Questa Corte ha chiarito che “il mancato esame delle risultanze della CTU integra un vizio della sentenza che può essere fatto valere, nel giudizio di cassazione, ai sensi dell’art. 360 c.p.c., comma 1, n. 5, risolvendosi nell’omesso esame di un fatto decisivo per il giudizio che è stato oggetto di discussione tra le parti” (Cass. n. 18598/2020).

Con il motivo in esame la ricorrente sembra dolersi anche della mancata liquidazione dei frutti a carico dei due figli, anch’essi colpiti dalla pronuncia di riduzione in favore della legittimaria attrice, ma, per questa parte, come opinato dal relatore nella proposta, la sentenza andava primariamente censurata per una ragione diversa: omissione di pronuncia o violazione di legge, non per omesso esame di fatto decisivo (in disparte la riserva che i figli sono destinatari di una disposizione di nuda proprietà, da cui, in linea di principio, non deriva il diritto alla percezione dei frutti, e senza che sia minimamente necessario l’esame della questione di come si atteggiano i diritti del legittimario in presenza di disposizioni di usufrutto o di nuda proprietà).

E’ infondato il ricorso incidentale. Nella specie si discuteva della titolarità del diritto proprietà, in capo al defunto, del bene oggetto della disposizione testamentaria oggetto di riduzione. In questo ambito soggettivo, e cioè, da un lato, coloro ai quali il bene era stato attribuito dal testatore, dall’altro, il legittimario che agiva in riduzione, sono applicabili, mutatis mutandis, i principi di giurisprudenza in materia di prova della comproprietà, per la quale non si richiede mai quella prova rigorosa richiesta nell’azione di rivendicazione o di mero accertamento della proprietà, poiché non si tratta di accertare positivamente la proprietà del convenuto negando quella dell’attore, ma di fare accertare un diritto comune a tutte le parti in causa (Cass. n. 10067/2020; n. 1309/1966).

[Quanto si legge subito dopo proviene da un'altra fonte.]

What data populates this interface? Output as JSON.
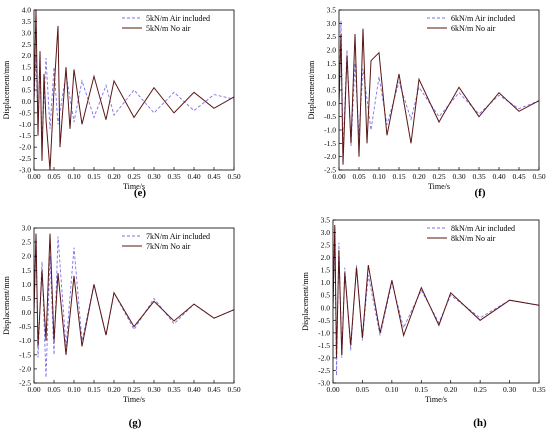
{
  "colors": {
    "air": "#7c73e6",
    "noair": "#5a1616",
    "axis": "#000000"
  },
  "chart_data": [
    {
      "type": "line",
      "panel_label": "(e)",
      "xlabel": "Time/s",
      "ylabel": "Displacement/mm",
      "xlim": [
        0,
        0.5
      ],
      "ylim": [
        -3.0,
        4.0
      ],
      "xticks": [
        0.0,
        0.05,
        0.1,
        0.15,
        0.2,
        0.25,
        0.3,
        0.35,
        0.4,
        0.45,
        0.5
      ],
      "xtick_labels": [
        "0.00",
        "0.05",
        "0.10",
        "0.15",
        "0.20",
        "0.25",
        "0.30",
        "0.35",
        "0.40",
        "0.45",
        "0.50"
      ],
      "yticks": [
        -3.0,
        -2.5,
        -2.0,
        -1.5,
        -1.0,
        -0.5,
        0.0,
        0.5,
        1.0,
        1.5,
        2.0,
        2.5,
        3.0,
        3.5,
        4.0
      ],
      "ytick_labels": [
        "-3.0",
        "-2.5",
        "-2.0",
        "-1.5",
        "-1.0",
        "-0.5",
        "0.0",
        "0.5",
        "1.0",
        "1.5",
        "2.0",
        "2.5",
        "3.0",
        "3.5",
        "4.0"
      ],
      "legend_position": "top-right",
      "series": [
        {
          "name": "5kN/m Air included",
          "style": "dashed",
          "x": [
            0,
            0.005,
            0.01,
            0.015,
            0.02,
            0.03,
            0.04,
            0.05,
            0.06,
            0.08,
            0.1,
            0.12,
            0.15,
            0.18,
            0.2,
            0.25,
            0.3,
            0.35,
            0.4,
            0.45,
            0.5
          ],
          "y": [
            0,
            2.0,
            -1.0,
            1.6,
            -1.8,
            1.9,
            -1.2,
            1.5,
            -1.0,
            1.2,
            -0.9,
            0.9,
            -0.7,
            0.7,
            -0.6,
            0.5,
            -0.5,
            0.4,
            -0.4,
            0.3,
            0.1
          ]
        },
        {
          "name": "5kN/m No air",
          "style": "solid",
          "x": [
            0,
            0.005,
            0.01,
            0.015,
            0.02,
            0.025,
            0.03,
            0.04,
            0.05,
            0.06,
            0.065,
            0.08,
            0.09,
            0.1,
            0.12,
            0.15,
            0.18,
            0.2,
            0.25,
            0.3,
            0.35,
            0.4,
            0.45,
            0.5
          ],
          "y": [
            0,
            4.0,
            -1.5,
            2.2,
            -2.6,
            1.2,
            -0.8,
            -3.0,
            0.5,
            3.3,
            -2.0,
            1.5,
            -1.2,
            1.4,
            -1.0,
            1.1,
            -0.8,
            0.9,
            -0.7,
            0.6,
            -0.5,
            0.4,
            -0.3,
            0.2
          ]
        }
      ]
    },
    {
      "type": "line",
      "panel_label": "(f)",
      "xlabel": "Time/s",
      "ylabel": "Displacement/mm",
      "xlim": [
        0,
        0.5
      ],
      "ylim": [
        -2.5,
        3.5
      ],
      "xticks": [
        0.0,
        0.05,
        0.1,
        0.15,
        0.2,
        0.25,
        0.3,
        0.35,
        0.4,
        0.45,
        0.5
      ],
      "xtick_labels": [
        "0.00",
        "0.05",
        "0.10",
        "0.15",
        "0.20",
        "0.25",
        "0.30",
        "0.35",
        "0.40",
        "0.45",
        "0.50"
      ],
      "yticks": [
        -2.5,
        -2.0,
        -1.5,
        -1.0,
        -0.5,
        0.0,
        0.5,
        1.0,
        1.5,
        2.0,
        2.5,
        3.0,
        3.5
      ],
      "ytick_labels": [
        "-2.5",
        "-2.0",
        "-1.5",
        "-1.0",
        "-0.5",
        "0.0",
        "0.5",
        "1.0",
        "1.5",
        "2.0",
        "2.5",
        "3.0",
        "3.5"
      ],
      "legend_position": "top-right",
      "series": [
        {
          "name": "6kN/m Air included",
          "style": "dashed",
          "x": [
            0,
            0.005,
            0.01,
            0.02,
            0.03,
            0.04,
            0.05,
            0.06,
            0.08,
            0.1,
            0.12,
            0.15,
            0.18,
            0.2,
            0.25,
            0.3,
            0.35,
            0.4,
            0.45,
            0.5
          ],
          "y": [
            0,
            3.1,
            -1.8,
            2.0,
            -1.6,
            1.5,
            -1.2,
            1.3,
            -1.0,
            1.0,
            -0.8,
            0.8,
            -0.6,
            0.6,
            -0.5,
            0.4,
            -0.4,
            0.3,
            -0.2,
            0.1
          ]
        },
        {
          "name": "6kN/m No air",
          "style": "solid",
          "x": [
            0,
            0.005,
            0.01,
            0.02,
            0.03,
            0.04,
            0.05,
            0.06,
            0.07,
            0.08,
            0.1,
            0.12,
            0.15,
            0.18,
            0.2,
            0.25,
            0.3,
            0.35,
            0.4,
            0.45,
            0.5
          ],
          "y": [
            0,
            2.6,
            -2.3,
            1.8,
            -1.5,
            2.6,
            -2.0,
            2.8,
            -1.5,
            1.6,
            1.9,
            -1.2,
            1.1,
            -1.5,
            0.9,
            -0.7,
            0.6,
            -0.5,
            0.4,
            -0.3,
            0.1
          ]
        }
      ]
    },
    {
      "type": "line",
      "panel_label": "(g)",
      "xlabel": "Time/s",
      "ylabel": "Displacement/mm",
      "xlim": [
        0,
        0.5
      ],
      "ylim": [
        -2.5,
        3.0
      ],
      "xticks": [
        0.0,
        0.05,
        0.1,
        0.15,
        0.2,
        0.25,
        0.3,
        0.35,
        0.4,
        0.45,
        0.5
      ],
      "xtick_labels": [
        "0.00",
        "0.05",
        "0.10",
        "0.15",
        "0.20",
        "0.25",
        "0.30",
        "0.35",
        "0.40",
        "0.45",
        "0.50"
      ],
      "yticks": [
        -2.5,
        -2.0,
        -1.5,
        -1.0,
        -0.5,
        0.0,
        0.5,
        1.0,
        1.5,
        2.0,
        2.5,
        3.0
      ],
      "ytick_labels": [
        "-2.5",
        "-2.0",
        "-1.5",
        "-1.0",
        "-0.5",
        "0.0",
        "0.5",
        "1.0",
        "1.5",
        "2.0",
        "2.5",
        "3.0"
      ],
      "legend_position": "top-right",
      "series": [
        {
          "name": "7kN/m Air included",
          "style": "dashed",
          "x": [
            0,
            0.005,
            0.01,
            0.02,
            0.03,
            0.04,
            0.05,
            0.06,
            0.08,
            0.1,
            0.12,
            0.15,
            0.18,
            0.2,
            0.25,
            0.3,
            0.35,
            0.4,
            0.45,
            0.5
          ],
          "y": [
            0,
            2.7,
            -1.6,
            1.8,
            -2.3,
            2.0,
            -1.5,
            2.7,
            -1.2,
            2.3,
            -1.0,
            1.0,
            -0.8,
            0.7,
            -0.6,
            0.5,
            -0.4,
            0.3,
            -0.2,
            0.1
          ]
        },
        {
          "name": "7kN/m No air",
          "style": "solid",
          "x": [
            0,
            0.005,
            0.01,
            0.02,
            0.03,
            0.04,
            0.05,
            0.06,
            0.08,
            0.1,
            0.12,
            0.15,
            0.18,
            0.2,
            0.25,
            0.3,
            0.35,
            0.4,
            0.45,
            0.5
          ],
          "y": [
            0,
            2.8,
            -1.2,
            1.5,
            -1.0,
            2.8,
            -1.0,
            1.4,
            -1.5,
            1.3,
            -1.2,
            1.0,
            -0.8,
            0.7,
            -0.5,
            0.4,
            -0.3,
            0.3,
            -0.2,
            0.1
          ]
        }
      ]
    },
    {
      "type": "line",
      "panel_label": "(h)",
      "xlabel": "Time/s",
      "ylabel": "Displacement/mm",
      "xlim": [
        0,
        0.35
      ],
      "ylim": [
        -3.0,
        3.5
      ],
      "xticks": [
        0.0,
        0.05,
        0.1,
        0.15,
        0.2,
        0.25,
        0.3,
        0.35
      ],
      "xtick_labels": [
        "0.00",
        "0.05",
        "0.10",
        "0.15",
        "0.20",
        "0.25",
        "0.30",
        "0.35"
      ],
      "yticks": [
        -3.0,
        -2.5,
        -2.0,
        -1.5,
        -1.0,
        -0.5,
        0.0,
        0.5,
        1.0,
        1.5,
        2.0,
        2.5,
        3.0,
        3.5
      ],
      "ytick_labels": [
        "-3.0",
        "-2.5",
        "-2.0",
        "-1.5",
        "-1.0",
        "-0.5",
        "0.0",
        "0.5",
        "1.0",
        "1.5",
        "2.0",
        "2.5",
        "3.0",
        "3.5"
      ],
      "legend_position": "top-right",
      "series": [
        {
          "name": "8kN/m Air included",
          "style": "dashed",
          "x": [
            0,
            0.003,
            0.006,
            0.01,
            0.015,
            0.02,
            0.03,
            0.04,
            0.05,
            0.06,
            0.08,
            0.1,
            0.12,
            0.15,
            0.18,
            0.2,
            0.25,
            0.3,
            0.35
          ],
          "y": [
            0,
            3.2,
            -2.7,
            2.6,
            -2.0,
            1.6,
            -1.7,
            1.7,
            -1.3,
            1.3,
            -1.1,
            1.0,
            -0.8,
            0.7,
            -0.6,
            0.5,
            -0.4,
            0.3,
            0.1
          ]
        },
        {
          "name": "8kN/m No air",
          "style": "solid",
          "x": [
            0,
            0.003,
            0.006,
            0.01,
            0.015,
            0.02,
            0.03,
            0.04,
            0.05,
            0.06,
            0.08,
            0.1,
            0.12,
            0.15,
            0.18,
            0.2,
            0.25,
            0.3,
            0.35
          ],
          "y": [
            0,
            3.3,
            -2.0,
            2.3,
            -1.9,
            1.4,
            -1.5,
            1.6,
            -1.2,
            1.7,
            -1.0,
            1.1,
            -1.1,
            0.8,
            -0.7,
            0.6,
            -0.5,
            0.3,
            0.1
          ]
        }
      ]
    }
  ]
}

Pertanto, i giudici di merito ben potevano ritenere provata l’appartenenza del bene al de cuius per presunzioni e in applicazione del principio di non contestazione (Cass. n. 1300/1980).

In conclusione, il ricorso principale deve essere accolto nei limiti di cui sopra, mentre deve essere rigettato il ricorso incidentale.

La sentenza deve essere cassata in relazione al ricorso principale e la causa deve essere rinviata, per nuovo esame, alla Corte d’appello di Salerno in diversa composizione, che provvederà anche alla liquidazione delle spese del presente giudizio di legittimità.

Ci sono le condizioni per dare atto D.P.R. n. 115 del 2002 ex art. 13, comma 1-quater, della “sussistenza dei presupposti processuali per il versamento, da parte della ricorrente incidentale, di un ulteriore importo a titolo di contributo unificato, pari a quello previsto per il ricorso a norma dello stesso art. 13, comma 1-bis, se dovuto”.

P.Q.M.

accoglie, nei limiti di cui in motivazione, il ricorso principale di M.M.; rigetta il ricorso incidentale di R.I.A.; cassa la sentenza in relazione alla censura accolta del ricorso principale; rinvia la causa alla Corte d’appello di Salerno in diversa composizione anche per le spese; ai sensi del D.P.R. n. 115 del 2002, art. 13, comma 1 quater, dà atto della sussistenza dei presupposti processuali per il versamento, da parte della ricorrente incidentale, di un ulteriore importo a titolo di contributo unificato, pari a quello previsto per il ricorso a norma dello stesso art. 13, comma 1-bis, se dovuto.

Così deciso in Roma, nella Camera di Consiglio della 6 – 2 Sezione civile della Corte suprema di cassazione, il 24 giugno 2021.